Der Angeklagte hat sich in der Zwischenzeit entschieden im laufenden Strafprozess nicht selbst auszusagen. Weil Storm auf seine Aussage verzichtete, endete die Beweisaufnahme der Verteidigung am Dienstag bereits nach drei Prozesstagen. Angesichts der Widersprüche der Zeugen der Anklage und der veränderten juristischen Grundlage für die Vorwürfe selbst, ist dies wahrscheinlich das beste Vorgehen.

Ob die Geschworenen ihn jedoch freisprechen werden, steht längst nicht fest. Denn Chatprotokolle belegen, dass Storm über die Nutzung durch kriminelle Akteure sehr wohl besorgt war. Im Jahr 2022 äußerte er sich gegenüber dem Co-Gründer Roman Semenov nach dem Ronin-Hack und diskutierte die Adressen der Täter zu blockieren.

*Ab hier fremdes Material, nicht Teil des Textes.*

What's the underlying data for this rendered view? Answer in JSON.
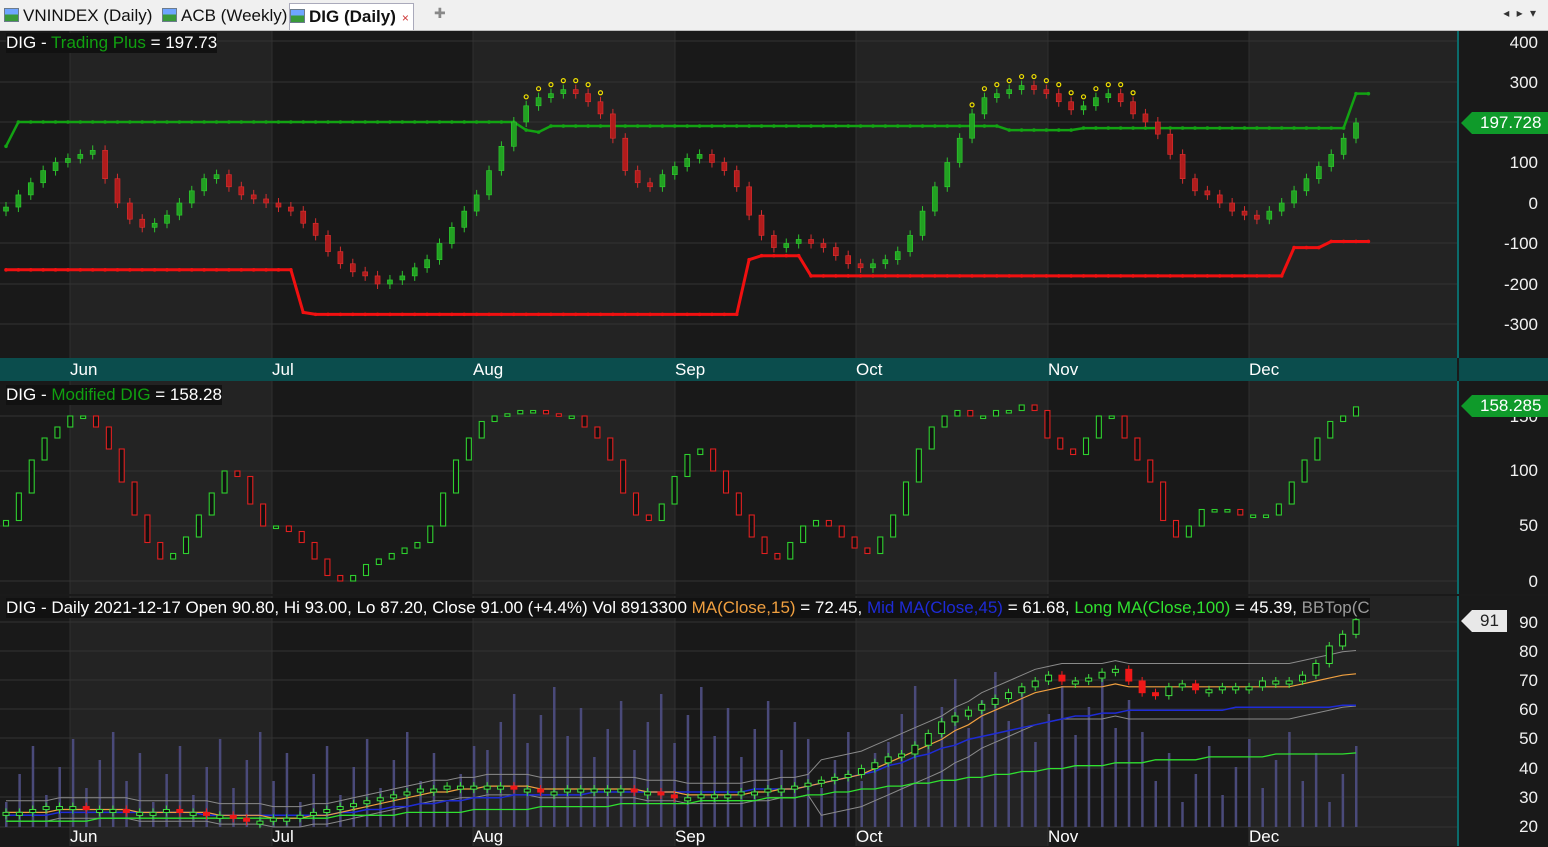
{
  "tabs": [
    {
      "label": "VNINDEX (Daily)",
      "active": false
    },
    {
      "label": "ACB (Weekly)",
      "active": false
    },
    {
      "label": "DIG (Daily)",
      "active": true
    }
  ],
  "tab_close": "×",
  "new_tab": "✚",
  "nav_arrows": "◂ ▸ ▾",
  "months": [
    "Jun",
    "Jul",
    "Aug",
    "Sep",
    "Oct",
    "Nov",
    "Dec"
  ],
  "pane1": {
    "prefix": "DIG - ",
    "indicator": "Trading Plus",
    "suffix": " = 197.73",
    "y_ticks": [
      "400",
      "300",
      "100",
      "0",
      "-100",
      "-200",
      "-300"
    ],
    "last_value": "197.728"
  },
  "pane2": {
    "prefix": "DIG - ",
    "indicator": "Modified DIG",
    "suffix": " = 158.28",
    "y_ticks": [
      "150",
      "100",
      "50",
      "0"
    ],
    "last_value": "158.285"
  },
  "pane3": {
    "info": "DIG - Daily 2021-12-17 Open 90.80, Hi 93.00, Lo 87.20, Close 91.00 (+4.4%) Vol 8913300 ",
    "ma_short": "MA(Close,15)",
    "ma_short_val": " = 72.45, ",
    "ma_mid": "Mid MA(Close,45)",
    "ma_mid_val": " = 61.68, ",
    "ma_long": "Long MA(Close,100)",
    "ma_long_val": " = 45.39, ",
    "bb": "BBTop(C",
    "y_ticks": [
      "90",
      "80",
      "70",
      "60",
      "50",
      "40",
      "30",
      "20"
    ],
    "last_value": "91"
  },
  "colors": {
    "up": "#1fa31f",
    "down": "#e01818",
    "accent": "#0f9a2a",
    "axis": "#0b6b6b"
  },
  "chart_data": [
    {
      "type": "line",
      "name": "Trading Plus",
      "x_labels": [
        "Jun",
        "Jul",
        "Aug",
        "Sep",
        "Oct",
        "Nov",
        "Dec"
      ],
      "ylim": [
        -400,
        400
      ],
      "values": [
        -10,
        20,
        50,
        80,
        100,
        110,
        120,
        130,
        60,
        0,
        -40,
        -60,
        -50,
        -30,
        0,
        30,
        60,
        70,
        40,
        20,
        10,
        0,
        -10,
        -20,
        -50,
        -80,
        -120,
        -150,
        -170,
        -180,
        -200,
        -190,
        -180,
        -160,
        -140,
        -100,
        -60,
        -20,
        20,
        80,
        140,
        200,
        240,
        260,
        270,
        280,
        270,
        250,
        220,
        160,
        80,
        50,
        40,
        70,
        90,
        110,
        120,
        100,
        80,
        40,
        -30,
        -80,
        -110,
        -100,
        -90,
        -100,
        -110,
        -130,
        -150,
        -160,
        -150,
        -140,
        -120,
        -80,
        -20,
        40,
        100,
        160,
        220,
        260,
        270,
        280,
        290,
        280,
        270,
        250,
        230,
        240,
        260,
        270,
        250,
        220,
        200,
        170,
        120,
        60,
        30,
        20,
        0,
        -20,
        -30,
        -40,
        -20,
        0,
        30,
        60,
        90,
        120,
        160,
        197.73
      ],
      "line_upper": [
        140,
        200,
        200,
        200,
        200,
        200,
        200,
        200,
        200,
        200,
        200,
        200,
        200,
        200,
        200,
        200,
        200,
        200,
        200,
        200,
        200,
        200,
        200,
        200,
        200,
        200,
        200,
        200,
        200,
        200,
        200,
        200,
        200,
        200,
        200,
        200,
        200,
        200,
        200,
        200,
        200,
        200,
        180,
        175,
        190,
        190,
        190,
        190,
        190,
        190,
        190,
        190,
        190,
        190,
        190,
        190,
        190,
        190,
        190,
        190,
        190,
        190,
        190,
        190,
        190,
        190,
        190,
        190,
        190,
        190,
        190,
        190,
        190,
        190,
        190,
        190,
        190,
        190,
        190,
        190,
        190,
        180,
        180,
        180,
        180,
        180,
        180,
        185,
        185,
        185,
        185,
        185,
        185,
        185,
        185,
        185,
        185,
        185,
        185,
        185,
        185,
        185,
        185,
        185,
        185,
        185,
        185,
        185,
        185,
        270,
        270
      ],
      "line_lower": [
        -165,
        -165,
        -165,
        -165,
        -165,
        -165,
        -165,
        -165,
        -165,
        -165,
        -165,
        -165,
        -165,
        -165,
        -165,
        -165,
        -165,
        -165,
        -165,
        -165,
        -165,
        -165,
        -165,
        -165,
        -270,
        -275,
        -275,
        -275,
        -275,
        -275,
        -275,
        -275,
        -275,
        -275,
        -275,
        -275,
        -275,
        -275,
        -275,
        -275,
        -275,
        -275,
        -275,
        -275,
        -275,
        -275,
        -275,
        -275,
        -275,
        -275,
        -275,
        -275,
        -275,
        -275,
        -275,
        -275,
        -275,
        -275,
        -275,
        -275,
        -140,
        -130,
        -130,
        -130,
        -130,
        -180,
        -180,
        -180,
        -180,
        -180,
        -180,
        -180,
        -180,
        -180,
        -180,
        -180,
        -180,
        -180,
        -180,
        -180,
        -180,
        -180,
        -180,
        -180,
        -180,
        -180,
        -180,
        -180,
        -180,
        -180,
        -180,
        -180,
        -180,
        -180,
        -180,
        -180,
        -180,
        -180,
        -180,
        -180,
        -180,
        -180,
        -180,
        -180,
        -110,
        -110,
        -110,
        -95,
        -95,
        -95,
        -95
      ]
    },
    {
      "type": "line",
      "name": "Modified DIG",
      "ylim": [
        -10,
        160
      ],
      "values": [
        55,
        80,
        110,
        130,
        140,
        150,
        150,
        140,
        120,
        90,
        60,
        35,
        20,
        25,
        40,
        60,
        80,
        100,
        95,
        70,
        50,
        50,
        45,
        35,
        20,
        5,
        0,
        5,
        15,
        20,
        25,
        30,
        35,
        50,
        80,
        110,
        130,
        145,
        150,
        152,
        155,
        155,
        152,
        150,
        150,
        140,
        130,
        110,
        80,
        60,
        55,
        70,
        95,
        115,
        120,
        100,
        80,
        60,
        40,
        25,
        20,
        35,
        50,
        55,
        50,
        40,
        30,
        25,
        40,
        60,
        90,
        120,
        140,
        150,
        155,
        150,
        150,
        155,
        155,
        160,
        155,
        130,
        120,
        115,
        130,
        150,
        150,
        130,
        110,
        90,
        55,
        40,
        50,
        65,
        65,
        65,
        60,
        60,
        60,
        70,
        90,
        110,
        130,
        145,
        150,
        158.28
      ]
    },
    {
      "type": "bar",
      "name": "DIG Daily",
      "ylim": [
        20,
        95
      ],
      "close": [
        25,
        25,
        26,
        27,
        27,
        27,
        26,
        26,
        26,
        25,
        25,
        25,
        26,
        25,
        25,
        24,
        24,
        23,
        22,
        22,
        23,
        23,
        24,
        25,
        26,
        27,
        28,
        29,
        30,
        31,
        32,
        33,
        33,
        34,
        34,
        34,
        34,
        34,
        33,
        33,
        32,
        32,
        33,
        33,
        33,
        33,
        33,
        32,
        32,
        31,
        30,
        30,
        31,
        31,
        31,
        32,
        32,
        33,
        33,
        34,
        35,
        36,
        37,
        38,
        40,
        42,
        44,
        45,
        48,
        52,
        56,
        58,
        60,
        62,
        64,
        66,
        68,
        70,
        72,
        70,
        70,
        71,
        73,
        74,
        70,
        66,
        65,
        68,
        69,
        67,
        67,
        68,
        68,
        68,
        70,
        70,
        70,
        72,
        76,
        82,
        86,
        91
      ],
      "ma_short": [
        25,
        25,
        25,
        25,
        26,
        26,
        26,
        26,
        26,
        26,
        25,
        25,
        25,
        25,
        25,
        25,
        24,
        24,
        24,
        24,
        23,
        23,
        23,
        24,
        24,
        25,
        26,
        27,
        28,
        29,
        30,
        31,
        32,
        32,
        33,
        33,
        34,
        34,
        34,
        34,
        33,
        33,
        33,
        33,
        33,
        33,
        33,
        33,
        32,
        32,
        32,
        31,
        31,
        31,
        31,
        31,
        32,
        32,
        33,
        33,
        34,
        35,
        36,
        37,
        38,
        40,
        42,
        44,
        46,
        48,
        50,
        53,
        55,
        58,
        60,
        62,
        64,
        66,
        67,
        68,
        68,
        68,
        68,
        69,
        68,
        68,
        68,
        68,
        68,
        68,
        68,
        68,
        68,
        68,
        68,
        68,
        68,
        69,
        70,
        71,
        72,
        72.45
      ],
      "ma_mid": [
        24,
        24,
        24,
        24,
        25,
        25,
        25,
        25,
        25,
        25,
        25,
        25,
        25,
        25,
        25,
        24,
        24,
        24,
        24,
        24,
        24,
        24,
        24,
        24,
        24,
        25,
        25,
        26,
        26,
        27,
        27,
        28,
        28,
        29,
        29,
        30,
        30,
        30,
        31,
        31,
        31,
        31,
        31,
        31,
        32,
        32,
        32,
        32,
        32,
        32,
        32,
        32,
        32,
        32,
        32,
        32,
        33,
        33,
        33,
        33,
        34,
        35,
        36,
        37,
        38,
        39,
        41,
        42,
        44,
        45,
        47,
        48,
        50,
        51,
        52,
        53,
        54,
        55,
        56,
        57,
        58,
        58,
        59,
        59,
        60,
        60,
        60,
        60,
        60,
        60,
        60,
        60,
        61,
        61,
        61,
        61,
        61,
        61,
        61,
        61,
        61.68,
        61.68
      ],
      "ma_long": [
        22,
        22,
        22,
        22,
        22,
        22,
        22,
        23,
        23,
        23,
        23,
        23,
        23,
        23,
        23,
        23,
        23,
        23,
        23,
        23,
        23,
        23,
        23,
        23,
        23,
        24,
        24,
        24,
        24,
        24,
        25,
        25,
        25,
        25,
        25,
        26,
        26,
        26,
        26,
        26,
        27,
        27,
        27,
        27,
        27,
        27,
        28,
        28,
        28,
        28,
        28,
        28,
        29,
        29,
        29,
        29,
        29,
        30,
        30,
        30,
        31,
        31,
        32,
        32,
        33,
        33,
        34,
        34,
        35,
        35,
        36,
        36,
        37,
        37,
        38,
        38,
        39,
        39,
        40,
        40,
        41,
        41,
        41,
        42,
        42,
        42,
        43,
        43,
        43,
        43,
        44,
        44,
        44,
        44,
        44,
        45,
        45,
        45,
        45,
        45,
        45,
        45.39
      ]
    }
  ]
}
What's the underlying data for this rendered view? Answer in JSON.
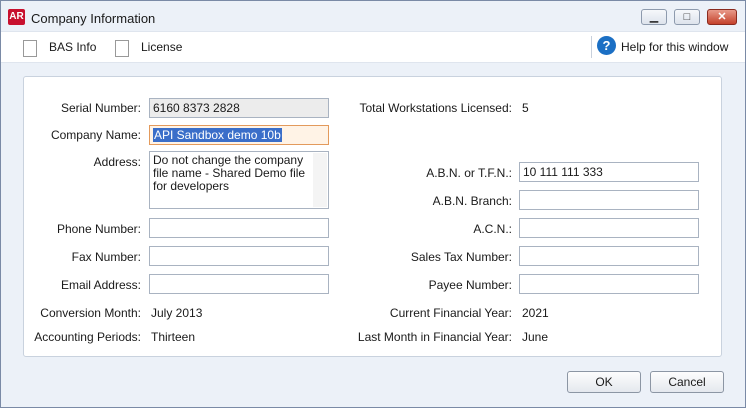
{
  "window": {
    "title": "Company Information",
    "app_icon": "AR"
  },
  "toolbar": {
    "bas_info": "BAS Info",
    "license": "License",
    "help": "Help for this window"
  },
  "form": {
    "serial_number": {
      "label": "Serial Number:",
      "value": "6160 8373 2828"
    },
    "company_name": {
      "label": "Company Name:",
      "value": "API Sandbox demo 10b"
    },
    "address": {
      "label": "Address:",
      "value": "Do not change the company file name - Shared Demo file for developers"
    },
    "phone_number": {
      "label": "Phone Number:",
      "value": ""
    },
    "fax_number": {
      "label": "Fax Number:",
      "value": ""
    },
    "email_address": {
      "label": "Email Address:",
      "value": ""
    },
    "conversion_month": {
      "label": "Conversion Month:",
      "value": "July 2013"
    },
    "accounting_periods": {
      "label": "Accounting Periods:",
      "value": "Thirteen"
    },
    "total_workstations": {
      "label": "Total Workstations Licensed:",
      "value": "5"
    },
    "abn_tfn": {
      "label": "A.B.N. or T.F.N.:",
      "value": "10 111 111 333"
    },
    "abn_branch": {
      "label": "A.B.N. Branch:",
      "value": ""
    },
    "acn": {
      "label": "A.C.N.:",
      "value": ""
    },
    "sales_tax_number": {
      "label": "Sales Tax Number:",
      "value": ""
    },
    "payee_number": {
      "label": "Payee Number:",
      "value": ""
    },
    "current_financial_year": {
      "label": "Current Financial Year:",
      "value": "2021"
    },
    "last_month_financial_year": {
      "label": "Last Month in Financial Year:",
      "value": "June"
    }
  },
  "buttons": {
    "ok": "OK",
    "cancel": "Cancel"
  },
  "icons": {
    "minimize": "minimize-icon",
    "maximize": "maximize-icon",
    "close": "close-icon",
    "help": "help-icon"
  }
}
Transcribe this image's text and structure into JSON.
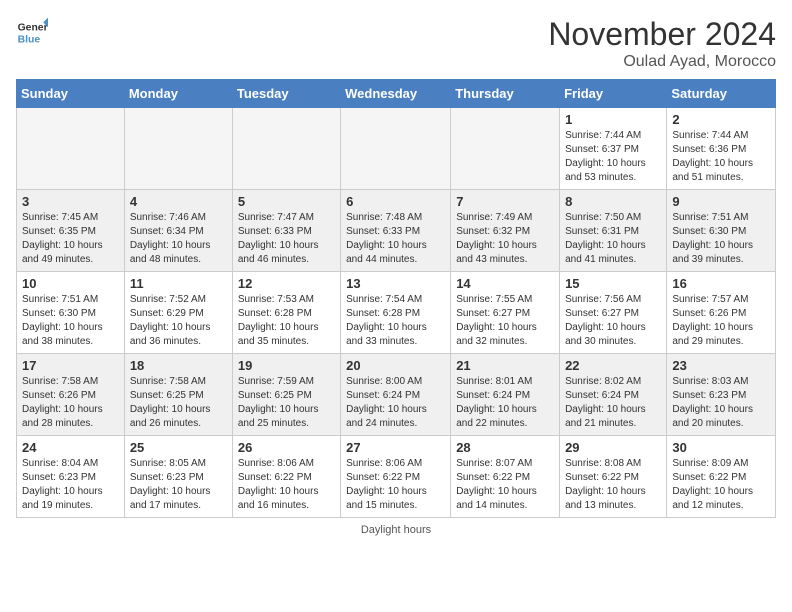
{
  "logo": {
    "general": "General",
    "blue": "Blue"
  },
  "title": "November 2024",
  "location": "Oulad Ayad, Morocco",
  "weekdays": [
    "Sunday",
    "Monday",
    "Tuesday",
    "Wednesday",
    "Thursday",
    "Friday",
    "Saturday"
  ],
  "footer": "Daylight hours",
  "weeks": [
    [
      {
        "day": "",
        "info": ""
      },
      {
        "day": "",
        "info": ""
      },
      {
        "day": "",
        "info": ""
      },
      {
        "day": "",
        "info": ""
      },
      {
        "day": "",
        "info": ""
      },
      {
        "day": "1",
        "info": "Sunrise: 7:44 AM\nSunset: 6:37 PM\nDaylight: 10 hours and 53 minutes."
      },
      {
        "day": "2",
        "info": "Sunrise: 7:44 AM\nSunset: 6:36 PM\nDaylight: 10 hours and 51 minutes."
      }
    ],
    [
      {
        "day": "3",
        "info": "Sunrise: 7:45 AM\nSunset: 6:35 PM\nDaylight: 10 hours and 49 minutes."
      },
      {
        "day": "4",
        "info": "Sunrise: 7:46 AM\nSunset: 6:34 PM\nDaylight: 10 hours and 48 minutes."
      },
      {
        "day": "5",
        "info": "Sunrise: 7:47 AM\nSunset: 6:33 PM\nDaylight: 10 hours and 46 minutes."
      },
      {
        "day": "6",
        "info": "Sunrise: 7:48 AM\nSunset: 6:33 PM\nDaylight: 10 hours and 44 minutes."
      },
      {
        "day": "7",
        "info": "Sunrise: 7:49 AM\nSunset: 6:32 PM\nDaylight: 10 hours and 43 minutes."
      },
      {
        "day": "8",
        "info": "Sunrise: 7:50 AM\nSunset: 6:31 PM\nDaylight: 10 hours and 41 minutes."
      },
      {
        "day": "9",
        "info": "Sunrise: 7:51 AM\nSunset: 6:30 PM\nDaylight: 10 hours and 39 minutes."
      }
    ],
    [
      {
        "day": "10",
        "info": "Sunrise: 7:51 AM\nSunset: 6:30 PM\nDaylight: 10 hours and 38 minutes."
      },
      {
        "day": "11",
        "info": "Sunrise: 7:52 AM\nSunset: 6:29 PM\nDaylight: 10 hours and 36 minutes."
      },
      {
        "day": "12",
        "info": "Sunrise: 7:53 AM\nSunset: 6:28 PM\nDaylight: 10 hours and 35 minutes."
      },
      {
        "day": "13",
        "info": "Sunrise: 7:54 AM\nSunset: 6:28 PM\nDaylight: 10 hours and 33 minutes."
      },
      {
        "day": "14",
        "info": "Sunrise: 7:55 AM\nSunset: 6:27 PM\nDaylight: 10 hours and 32 minutes."
      },
      {
        "day": "15",
        "info": "Sunrise: 7:56 AM\nSunset: 6:27 PM\nDaylight: 10 hours and 30 minutes."
      },
      {
        "day": "16",
        "info": "Sunrise: 7:57 AM\nSunset: 6:26 PM\nDaylight: 10 hours and 29 minutes."
      }
    ],
    [
      {
        "day": "17",
        "info": "Sunrise: 7:58 AM\nSunset: 6:26 PM\nDaylight: 10 hours and 28 minutes."
      },
      {
        "day": "18",
        "info": "Sunrise: 7:58 AM\nSunset: 6:25 PM\nDaylight: 10 hours and 26 minutes."
      },
      {
        "day": "19",
        "info": "Sunrise: 7:59 AM\nSunset: 6:25 PM\nDaylight: 10 hours and 25 minutes."
      },
      {
        "day": "20",
        "info": "Sunrise: 8:00 AM\nSunset: 6:24 PM\nDaylight: 10 hours and 24 minutes."
      },
      {
        "day": "21",
        "info": "Sunrise: 8:01 AM\nSunset: 6:24 PM\nDaylight: 10 hours and 22 minutes."
      },
      {
        "day": "22",
        "info": "Sunrise: 8:02 AM\nSunset: 6:24 PM\nDaylight: 10 hours and 21 minutes."
      },
      {
        "day": "23",
        "info": "Sunrise: 8:03 AM\nSunset: 6:23 PM\nDaylight: 10 hours and 20 minutes."
      }
    ],
    [
      {
        "day": "24",
        "info": "Sunrise: 8:04 AM\nSunset: 6:23 PM\nDaylight: 10 hours and 19 minutes."
      },
      {
        "day": "25",
        "info": "Sunrise: 8:05 AM\nSunset: 6:23 PM\nDaylight: 10 hours and 17 minutes."
      },
      {
        "day": "26",
        "info": "Sunrise: 8:06 AM\nSunset: 6:22 PM\nDaylight: 10 hours and 16 minutes."
      },
      {
        "day": "27",
        "info": "Sunrise: 8:06 AM\nSunset: 6:22 PM\nDaylight: 10 hours and 15 minutes."
      },
      {
        "day": "28",
        "info": "Sunrise: 8:07 AM\nSunset: 6:22 PM\nDaylight: 10 hours and 14 minutes."
      },
      {
        "day": "29",
        "info": "Sunrise: 8:08 AM\nSunset: 6:22 PM\nDaylight: 10 hours and 13 minutes."
      },
      {
        "day": "30",
        "info": "Sunrise: 8:09 AM\nSunset: 6:22 PM\nDaylight: 10 hours and 12 minutes."
      }
    ]
  ]
}
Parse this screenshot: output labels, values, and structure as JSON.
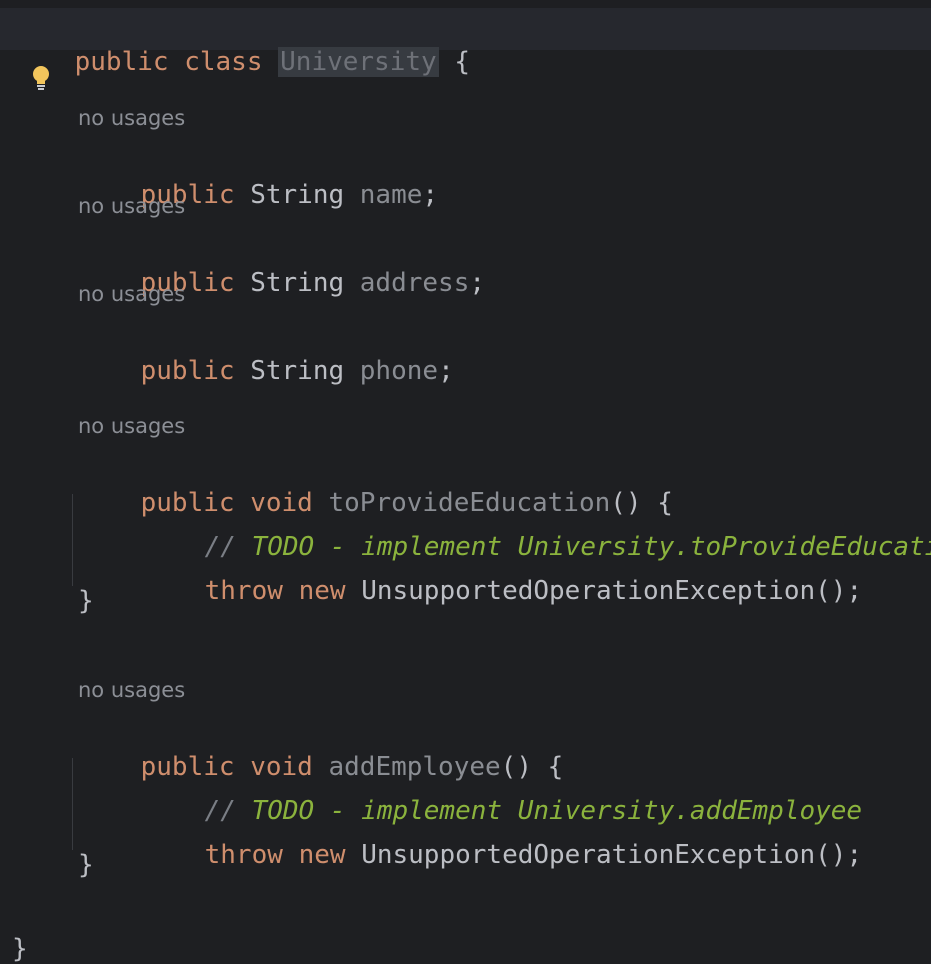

Zudem schlug er vor, dass sich das Entwickler-Team von Tornado Cash öffentlich gegen die Hacker positioniert und klar Stellung bezieht. Nach einem weiteren Hack zeigte sich Storm in einer Nachricht an einen Investor ebenfalls alarmiert.

Es wird sich also zeigen müssen, ob die Geschworenen ihm dieses Bewusstsein als Schuldeingeständnis anlasten oder anerkennen, dass sich die Rechtslage in der Zwischenzeit drastisch geändert hat und die Technologie von Tornado Cash nicht per se Straftaten begünstigt.

Mit einem Urteil in dem Verfahren kann noch im August gerechnet werden.